Implications and Broader Impact
The implications of Citizens Bank’s strategy are multifaceted, extending to customers, employees, and the broader banking landscape. For customers, the change means a potentially different banking experience. Those accustomed to the convenience of supermarket branches for quick transactions will need to adapt to utilizing digital channels or visiting the new stand-alone locations. However, mass-affluent and small business clients can expect a more specialized, personalized, and enhanced service experience, with dedicated professionals and more conducive environments for in-depth discussions.
For employees, this shift will likely entail retraining and a reorientation of roles. The demand for traditional tellers may decrease, while the need for skilled financial advisors, wealth managers, and small business specialists will grow. This represents an investment in human capital, transforming branch staff into higher-value consultants.
From an industry perspective, Citizens’ move reinforces the idea that the physical branch is not disappearing but rather evolving into a crucial component of a hybrid banking model. This model seamlessly integrates robust digital platforms for everyday banking with strategically located, advisory-focused branches for complex needs. It also highlights the intensifying competition for high-value customer segments, prompting banks to continually refine their offerings and delivery channels to remain relevant and competitive. The focus on deposit trajectory through careful investment, as highlighted by CEO Van Saun, reflects the enduring importance of stable funding sources in a dynamic interest rate environment.
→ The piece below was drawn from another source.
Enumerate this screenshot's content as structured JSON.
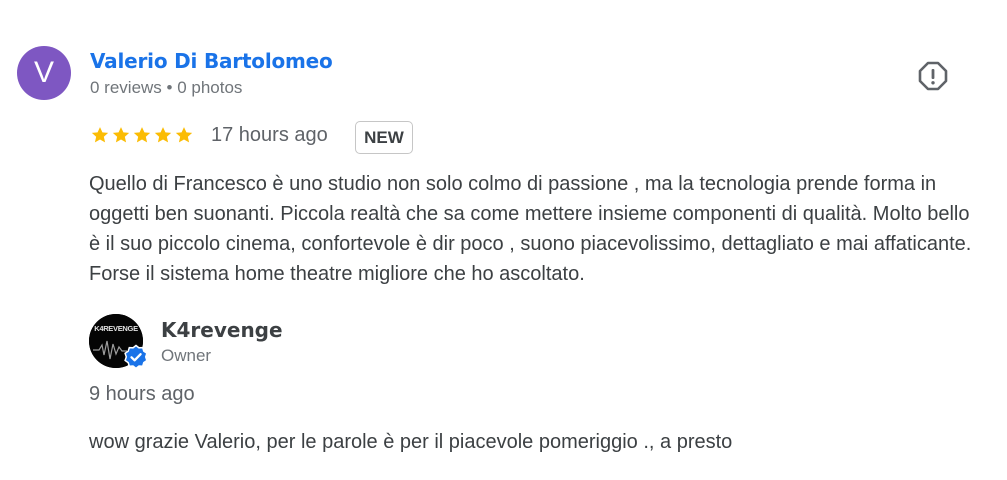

In conclusion, Citizens Bank’s strategic decision to divest from supermarket branches and invest in smaller, advisory-centric stand-alone locations is a calculated move to align its physical footprint with modern consumer behaviors and its long-term growth objectives. This transformation, rooted in a desire to deepen customer relationships, enhance operational efficiency, and capitalize on high-value segments, positions Citizens Bank to thrive in an increasingly digital yet relationship-driven financial services industry. It is a testament to the ongoing reinvention of banking, where convenience meets specialized expertise in a redesigned physical space.